4. Kosze wyprzedażowe
Sprzedawcy doskonale znają nasz tok myślenia i mogą układać produkty w taki sposób, aby nas zmylić. Przykładowo, możemy się spotkać z koszami wyprzedażowymi, które kojarzą się z przecenionymi, ostatnimi sztukami towaru.
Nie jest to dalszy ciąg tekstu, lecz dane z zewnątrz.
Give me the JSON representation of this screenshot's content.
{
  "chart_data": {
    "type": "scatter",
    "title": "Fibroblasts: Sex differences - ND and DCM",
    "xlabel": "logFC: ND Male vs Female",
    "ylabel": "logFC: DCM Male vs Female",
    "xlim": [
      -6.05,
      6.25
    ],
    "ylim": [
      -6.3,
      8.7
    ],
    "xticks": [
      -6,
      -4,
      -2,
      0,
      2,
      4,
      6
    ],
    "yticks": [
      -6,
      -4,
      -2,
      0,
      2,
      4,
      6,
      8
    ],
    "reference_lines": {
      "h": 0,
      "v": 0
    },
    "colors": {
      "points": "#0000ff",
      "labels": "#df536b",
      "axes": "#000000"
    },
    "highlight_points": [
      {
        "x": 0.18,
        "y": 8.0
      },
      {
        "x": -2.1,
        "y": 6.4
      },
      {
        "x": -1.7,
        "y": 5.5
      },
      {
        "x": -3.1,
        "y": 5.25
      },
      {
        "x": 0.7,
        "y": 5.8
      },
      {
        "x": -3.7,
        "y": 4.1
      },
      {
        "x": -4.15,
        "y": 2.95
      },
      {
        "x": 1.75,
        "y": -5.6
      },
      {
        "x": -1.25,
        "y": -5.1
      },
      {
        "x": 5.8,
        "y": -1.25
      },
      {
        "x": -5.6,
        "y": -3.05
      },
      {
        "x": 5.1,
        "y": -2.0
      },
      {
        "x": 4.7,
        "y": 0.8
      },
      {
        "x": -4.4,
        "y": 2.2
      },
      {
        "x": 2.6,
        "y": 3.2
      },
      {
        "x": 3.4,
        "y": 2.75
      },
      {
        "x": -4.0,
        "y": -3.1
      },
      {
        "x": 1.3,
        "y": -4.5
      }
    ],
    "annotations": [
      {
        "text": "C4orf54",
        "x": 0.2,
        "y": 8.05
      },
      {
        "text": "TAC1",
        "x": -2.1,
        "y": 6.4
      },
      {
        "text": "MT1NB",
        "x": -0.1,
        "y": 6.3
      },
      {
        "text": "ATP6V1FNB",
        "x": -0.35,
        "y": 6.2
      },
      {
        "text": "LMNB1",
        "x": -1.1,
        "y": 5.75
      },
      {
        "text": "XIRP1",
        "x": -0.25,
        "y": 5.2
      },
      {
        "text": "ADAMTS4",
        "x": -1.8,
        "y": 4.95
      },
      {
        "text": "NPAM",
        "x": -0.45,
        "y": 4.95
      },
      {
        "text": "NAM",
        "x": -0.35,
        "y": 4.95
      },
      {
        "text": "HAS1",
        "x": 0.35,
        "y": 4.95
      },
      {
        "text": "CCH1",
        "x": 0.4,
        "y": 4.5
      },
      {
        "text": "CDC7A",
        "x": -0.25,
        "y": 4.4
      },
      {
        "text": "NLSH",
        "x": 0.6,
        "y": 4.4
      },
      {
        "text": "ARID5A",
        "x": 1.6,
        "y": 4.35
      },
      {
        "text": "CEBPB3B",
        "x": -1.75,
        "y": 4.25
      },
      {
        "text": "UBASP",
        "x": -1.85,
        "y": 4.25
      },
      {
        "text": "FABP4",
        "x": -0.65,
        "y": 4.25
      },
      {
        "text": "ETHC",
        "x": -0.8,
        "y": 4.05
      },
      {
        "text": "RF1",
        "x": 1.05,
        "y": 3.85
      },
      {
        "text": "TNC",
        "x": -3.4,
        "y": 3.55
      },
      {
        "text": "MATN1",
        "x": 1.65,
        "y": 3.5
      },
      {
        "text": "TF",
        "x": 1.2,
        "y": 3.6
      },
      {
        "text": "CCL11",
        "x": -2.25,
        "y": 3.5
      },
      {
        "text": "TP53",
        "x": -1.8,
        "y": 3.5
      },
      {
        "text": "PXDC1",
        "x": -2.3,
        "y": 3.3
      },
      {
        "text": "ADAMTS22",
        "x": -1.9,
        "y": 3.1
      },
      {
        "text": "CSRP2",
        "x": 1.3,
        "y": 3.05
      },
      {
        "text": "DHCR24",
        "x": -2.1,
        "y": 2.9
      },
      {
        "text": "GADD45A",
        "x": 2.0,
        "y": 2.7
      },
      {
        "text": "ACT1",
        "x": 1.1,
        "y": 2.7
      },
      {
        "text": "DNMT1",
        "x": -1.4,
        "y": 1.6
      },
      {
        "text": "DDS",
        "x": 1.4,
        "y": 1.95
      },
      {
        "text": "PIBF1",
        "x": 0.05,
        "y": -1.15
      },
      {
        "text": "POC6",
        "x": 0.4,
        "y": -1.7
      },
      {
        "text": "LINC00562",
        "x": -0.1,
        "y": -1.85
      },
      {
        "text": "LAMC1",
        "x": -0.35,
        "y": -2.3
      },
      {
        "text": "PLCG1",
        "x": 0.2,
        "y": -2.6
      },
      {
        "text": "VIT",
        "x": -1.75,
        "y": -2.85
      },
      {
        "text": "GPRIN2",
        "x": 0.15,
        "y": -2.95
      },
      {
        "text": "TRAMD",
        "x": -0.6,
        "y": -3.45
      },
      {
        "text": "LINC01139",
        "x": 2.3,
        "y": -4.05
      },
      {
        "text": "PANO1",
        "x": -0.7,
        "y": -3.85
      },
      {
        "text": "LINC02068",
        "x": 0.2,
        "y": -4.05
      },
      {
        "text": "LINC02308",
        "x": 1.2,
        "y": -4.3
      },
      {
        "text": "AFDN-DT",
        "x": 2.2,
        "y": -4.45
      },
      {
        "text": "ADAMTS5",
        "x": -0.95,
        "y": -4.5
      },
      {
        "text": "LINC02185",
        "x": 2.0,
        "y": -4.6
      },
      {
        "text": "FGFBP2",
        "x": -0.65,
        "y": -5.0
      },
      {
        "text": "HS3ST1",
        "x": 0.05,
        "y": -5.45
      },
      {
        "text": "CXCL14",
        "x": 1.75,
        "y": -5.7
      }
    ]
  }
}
Do takiego kosza trafić mogą również nowe, nieprzecenione artykuły.
Pamiętaj o swoich prawach:
W gorączce czarnopiątkowej wyprzedaży, pozostańmy czujni i nie zapominajmy o swoich prawach konsumenckich:
- W przypadku zakupów w sieci, towar można zwrócić, bez podania przyczyny, w ciągu 14 dni od momentu otrzymania. Musimy tylko wypełnić i odesłać oświadczenie o odstąpieniu od umowy.
- W sklepach stacjonarnych przyjęcie zwrotu zależy tylko od dobrej woli sprzedawcy. Warto zapytać o taką możliwość przed zakupem. Sprzedawca sam określa warunki zwrotu.
- Jeśli przy kasie okaże się, że cena towaru jest wyższa niż ta na metce, wtedy mamy prawo kupić produkt w korzystnej cenie.
- Zarówno w przypadku zakupów stacjonarnych, jak i zakupów przez Internet, mamy prawo do reklamacji, jeśli produkt ma wadę. Możemy to zrobić u sprzedawcy w ciągu 2 lat od daty zakupu. Przedsiębiorca nie może odmówić jej przyjęcia. Możemy żądać naprawy lub wymiany towaru, obniżenia ceny, a jeśli wada jest istotna – nawet odstąpić od umowy. Zarówno w przypadku reklamacji, jak i zwrotu, niezbędny jest dowód zakupu – na przykład paragon.
Przypominamy, że w przypadku wątpliwości lub problemów z zakupami, każdemu przysługuje bezpłatna pomoc Rzecznika Praw Konsumenta.